AGML
AGML

Reputation: 920

std::move for "in-place operation"

This is probably pretty similar to other questions; I looked around a bit but I don't know what I'm talking about well enough to be sure.

I'm writing a function that "should" be in-place, but which is implemented by a BLAS call. The BLAS call is not in-place so I need to make a temporary. Thus:

void InPlace(ArrayClass& U, const TransformMatrix* M){
    ArrayClass U_temp; 
    CallBLASdgemm(U, M, U_temp);   //Now U_temp contains the correct output.
    U = std::move(U_temp);
}

Is this a valid use of std::move, or am I somehow breaking "copy elision" (or is it bad for some other reason)?

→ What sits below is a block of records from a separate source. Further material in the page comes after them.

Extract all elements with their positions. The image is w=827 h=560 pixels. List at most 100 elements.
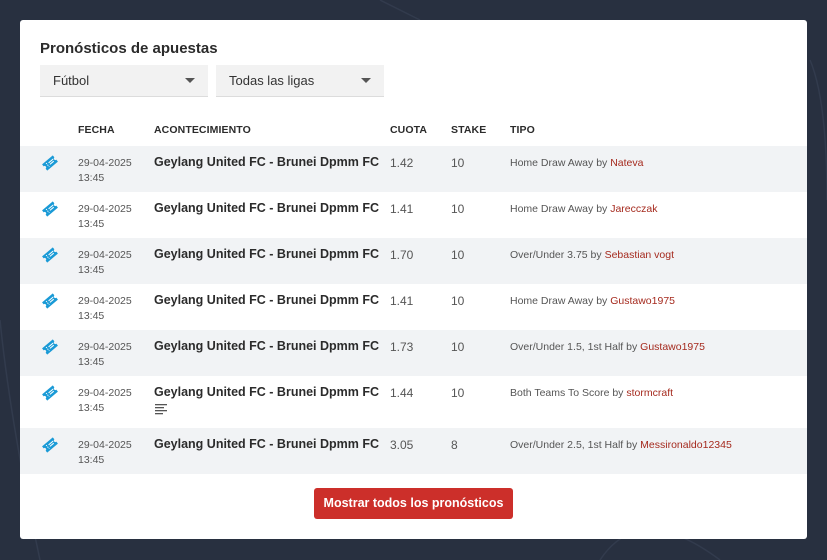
row-stake: 10 (451, 386, 465, 400)
sport-select[interactable]: Fútbol (40, 65, 208, 97)
row-event[interactable]: Geylang United FC - Brunei Dpmm FC (154, 201, 379, 215)
row-tip: Home Draw Away by Nateva (510, 157, 643, 169)
table-row: 29-04-2025 13:45 Geylang United FC - Brune… (20, 284, 807, 330)
row-date: 29-04-2025 13:45 (78, 156, 132, 186)
row-event[interactable]: Geylang United FC - Brunei Dpmm FC (154, 339, 379, 353)
row-date: 29-04-2025 13:45 (78, 340, 132, 370)
ticket-icon[interactable] (40, 199, 60, 219)
row-tipster-link[interactable]: Gustawo1975 (610, 295, 675, 307)
row-tip: Over/Under 2.5, 1st Half by Messironaldo… (510, 439, 732, 451)
row-date-time: 13:45 (78, 454, 105, 466)
row-date-day: 29-04-2025 (78, 341, 132, 353)
page-title: Pronósticos de apuestas (40, 40, 218, 57)
row-tip-type: Over/Under 3.75 (510, 249, 588, 261)
row-event[interactable]: Geylang United FC - Brunei Dpmm FC (154, 247, 379, 261)
row-tipster-link[interactable]: Gustawo1975 (640, 341, 705, 353)
row-date-time: 13:45 (78, 310, 105, 322)
table-row: 29-04-2025 13:45 Geylang United FC - Brune… (20, 330, 807, 376)
row-tipster-link[interactable]: stormcraft (626, 387, 673, 399)
row-tip-type: Over/Under 1.5, 1st Half (510, 341, 624, 353)
table-row: 29-04-2025 13:45 Geylang United FC - Brune… (20, 428, 807, 474)
row-date: 29-04-2025 13:45 (78, 386, 132, 416)
text-lines-icon[interactable] (155, 403, 167, 415)
row-tipster-link[interactable]: Sebastian vogt (605, 249, 674, 261)
row-date: 29-04-2025 13:45 (78, 294, 132, 324)
show-all-predictions-button[interactable]: Mostrar todos los pronósticos (314, 488, 513, 519)
row-date: 29-04-2025 13:45 (78, 438, 132, 468)
row-tip-by: by (596, 157, 608, 169)
row-tip-by: by (596, 203, 608, 215)
row-event[interactable]: Geylang United FC - Brunei Dpmm FC (154, 155, 379, 169)
row-tip-type: Home Draw Away (510, 203, 594, 215)
row-odds: 1.42 (390, 156, 414, 170)
caret-down-icon (185, 78, 195, 83)
table-header: FECHA ACONTECIMIENTO CUOTA STAKE TIPO (20, 124, 807, 146)
row-date: 29-04-2025 13:45 (78, 248, 132, 278)
row-tip: Home Draw Away by Jarecczak (510, 203, 657, 215)
header-tipo: TIPO (510, 124, 535, 136)
row-date: 29-04-2025 13:45 (78, 202, 132, 232)
row-date-day: 29-04-2025 (78, 249, 132, 261)
row-tip: Home Draw Away by Gustawo1975 (510, 295, 675, 307)
row-date-day: 29-04-2025 (78, 439, 132, 451)
row-tip-by: by (612, 387, 624, 399)
league-select[interactable]: Todas las ligas (216, 65, 384, 97)
row-event[interactable]: Geylang United FC - Brunei Dpmm FC (154, 293, 379, 307)
row-event[interactable]: Geylang United FC - Brunei Dpmm FC (154, 437, 379, 451)
row-odds: 1.41 (390, 202, 414, 216)
header-acontecimiento: ACONTECIMIENTO (154, 124, 251, 136)
ticket-icon[interactable] (40, 291, 60, 311)
table-row: 29-04-2025 13:45 Geylang United FC - Brune… (20, 146, 807, 192)
row-date-day: 29-04-2025 (78, 295, 132, 307)
row-date-time: 13:45 (78, 172, 105, 184)
table-row: 29-04-2025 13:45 Geylang United FC - Brune… (20, 192, 807, 238)
ticket-icon[interactable] (40, 337, 60, 357)
row-tipster-link[interactable]: Nateva (610, 157, 643, 169)
row-event[interactable]: Geylang United FC - Brunei Dpmm FC (154, 385, 379, 399)
row-odds: 1.70 (390, 248, 414, 262)
caret-down-icon (361, 78, 371, 83)
ticket-icon[interactable] (40, 435, 60, 455)
row-stake: 10 (451, 294, 465, 308)
predictions-card: Pronósticos de apuestas Fútbol Todas las… (20, 20, 807, 539)
ticket-icon[interactable] (40, 153, 60, 173)
header-stake: STAKE (451, 124, 487, 136)
row-tip-by: by (626, 439, 638, 451)
row-date-day: 29-04-2025 (78, 203, 132, 215)
row-date-time: 13:45 (78, 402, 105, 414)
row-tip: Both Teams To Score by stormcraft (510, 387, 673, 399)
row-odds: 3.05 (390, 438, 414, 452)
row-date-day: 29-04-2025 (78, 157, 132, 169)
row-tip-by: by (626, 341, 638, 353)
row-odds: 1.73 (390, 340, 414, 354)
row-odds: 1.44 (390, 386, 414, 400)
row-tipster-link[interactable]: Jarecczak (610, 203, 657, 215)
header-cuota: CUOTA (390, 124, 428, 136)
row-odds: 1.41 (390, 294, 414, 308)
row-date-time: 13:45 (78, 264, 105, 276)
row-tip-type: Over/Under 2.5, 1st Half (510, 439, 624, 451)
league-select-value: Todas las ligas (229, 73, 315, 88)
row-date-day: 29-04-2025 (78, 387, 132, 399)
row-stake: 10 (451, 202, 465, 216)
row-tip-type: Home Draw Away (510, 157, 594, 169)
row-tip: Over/Under 1.5, 1st Half by Gustawo1975 (510, 341, 705, 353)
row-date-time: 13:45 (78, 218, 105, 230)
table-row: 29-04-2025 13:45 Geylang United FC - Brune… (20, 238, 807, 284)
row-tip-type: Both Teams To Score (510, 387, 610, 399)
row-tip: Over/Under 3.75 by Sebastian vogt (510, 249, 674, 261)
sport-select-value: Fútbol (53, 73, 90, 88)
table-row: 29-04-2025 13:45 Geylang United FC - Brune… (20, 376, 807, 428)
row-tip-type: Home Draw Away (510, 295, 594, 307)
row-date-time: 13:45 (78, 356, 105, 368)
row-tip-by: by (596, 295, 608, 307)
row-stake: 10 (451, 248, 465, 262)
row-stake: 10 (451, 156, 465, 170)
header-fecha: FECHA (78, 124, 115, 136)
row-stake: 10 (451, 340, 465, 354)
ticket-icon[interactable] (40, 383, 60, 403)
ticket-icon[interactable] (40, 245, 60, 265)
row-tip-by: by (590, 249, 602, 261)
row-tipster-link[interactable]: Messironaldo12345 (640, 439, 732, 451)
row-stake: 8 (451, 438, 458, 452)
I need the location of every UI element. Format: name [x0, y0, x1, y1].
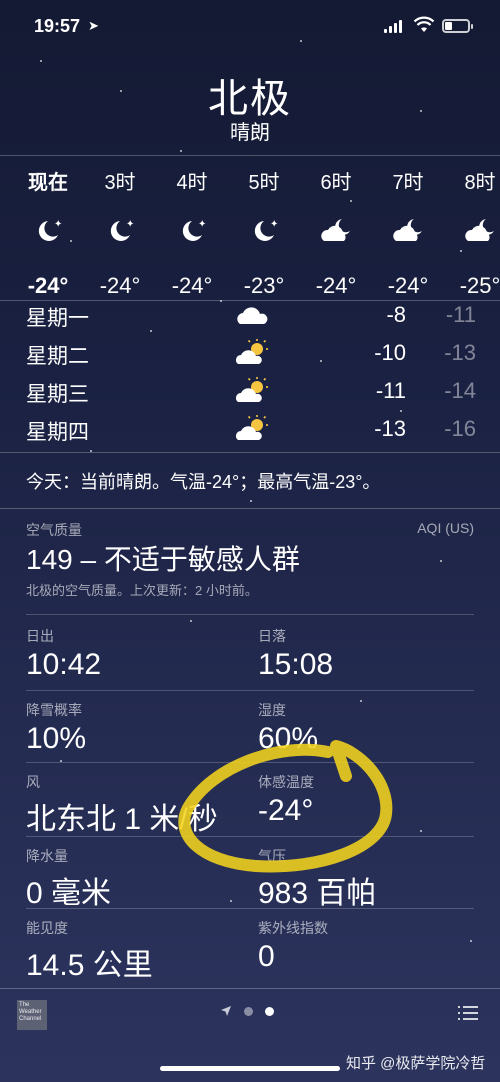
hour-item: 3时 ✦ -24° — [84, 156, 156, 299]
day-low: -11 — [445, 302, 476, 327]
moon-star-icon: ✦ — [110, 219, 134, 241]
hour-temp: -23° — [243, 273, 285, 298]
summary-top-divider — [0, 452, 500, 453]
detail-value: 14.5 公里 — [26, 949, 153, 982]
moon-star-icon: ✦ — [38, 219, 62, 241]
today-summary: 今天：当前晴朗。气温-24°；最高气温-23°。 — [26, 472, 381, 492]
cloud-moon-icon — [393, 219, 422, 241]
detail-divider — [26, 614, 474, 615]
toolbar-divider — [0, 988, 500, 989]
hour-temp: -24° — [99, 273, 141, 298]
aqi-label: 空气质量 — [26, 522, 82, 538]
daily-row: 星期二 -10 -13 — [0, 338, 500, 376]
location-arrow-icon: ➤ — [88, 18, 99, 33]
detail-label: 降雪概率 — [26, 702, 82, 718]
day-name: 星期四 — [26, 421, 89, 444]
detail-visibility: 能见度 14.5 公里 — [26, 918, 236, 984]
detail-sunrise: 日出 10:42 — [26, 626, 236, 682]
zhihu-watermark: 知乎 @极萨学院冷哲 — [346, 1055, 486, 1072]
moon-star-icon: ✦ — [182, 219, 206, 241]
daily-row: 星期三 -11 -14 — [0, 376, 500, 414]
daily-row: 星期一 -8 -11 — [0, 300, 500, 338]
hour-temp: -24° — [171, 273, 213, 298]
detail-value: 15:08 — [258, 648, 334, 681]
weather-channel-logo[interactable]: The Weather Channel — [17, 1000, 47, 1030]
day-low: -16 — [444, 416, 476, 441]
svg-text:✦: ✦ — [270, 219, 278, 230]
hour-label: 4时 — [176, 172, 208, 194]
page-dot-active[interactable] — [265, 1006, 274, 1016]
location-arrow-icon — [221, 1006, 231, 1016]
weather-channel-logo-text: The Weather Channel — [19, 1002, 42, 1022]
status-time: 19:57 — [34, 16, 81, 36]
svg-text:✦: ✦ — [54, 219, 62, 230]
hour-item: 4时 ✦ -24° — [156, 156, 228, 299]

Edit: the signature of CallBLASDgemm was requested; it is

CallBLASdgemm(const ArrayClass& U, const TransformMatrix* M, 
              ArrayClass& V);

Upvotes: 0

Views: 307

Answers (3)

Yakk - Adam Nevraumont
Yakk - Adam Nevraumont

Reputation: 275330

This is valid. However, what I'd do is this:

ArrayClass myCallBLASdgemm(const ArrayClass& U, const TransformMatrix* M) {
  ArrayClass tmp;
  CallBLASdgemm(U, M, tmp);
  return tmp; // elided move
}
void InPlace(ArrayClass& U, const TransformMatrix* M){
  U = myCallBLASdgemm(U, M);
}

which runs the same code, but does it without a temporary being visible in the outer scope.

In fact, myCallBLASdgemm is so clean you can probably eliminate InPlace and just call myClassBLASdgemm where you need it.

Upvotes: 1

Hatted Rooster
Hatted Rooster

Reputation: 36463

No copies are performed with or without copy elision in this case so that's already out of the question. Because U_temp is an lvalue the compiler has to call the copy constructor if you'd do :

U = U_temp;

However, you know that U_temp won't be used anymore and thus moving away its values is completely safe and can possibly be faster (that is, if ArrayClass implements a move assignment constructor). Using std::move here is fine and even encouraged.

Upvotes: 2

NathanOliver
NathanOliver

Reputation: 180500

Yes, this is a valid use case. If you have a named temporary (lvalue) the only way to move it into U is to use std::move to cast it to a rvalue.

I think what you are worried about is when people do return std::move(object);. That is a pessimization as that copy of object into the return value can be elided in most cases.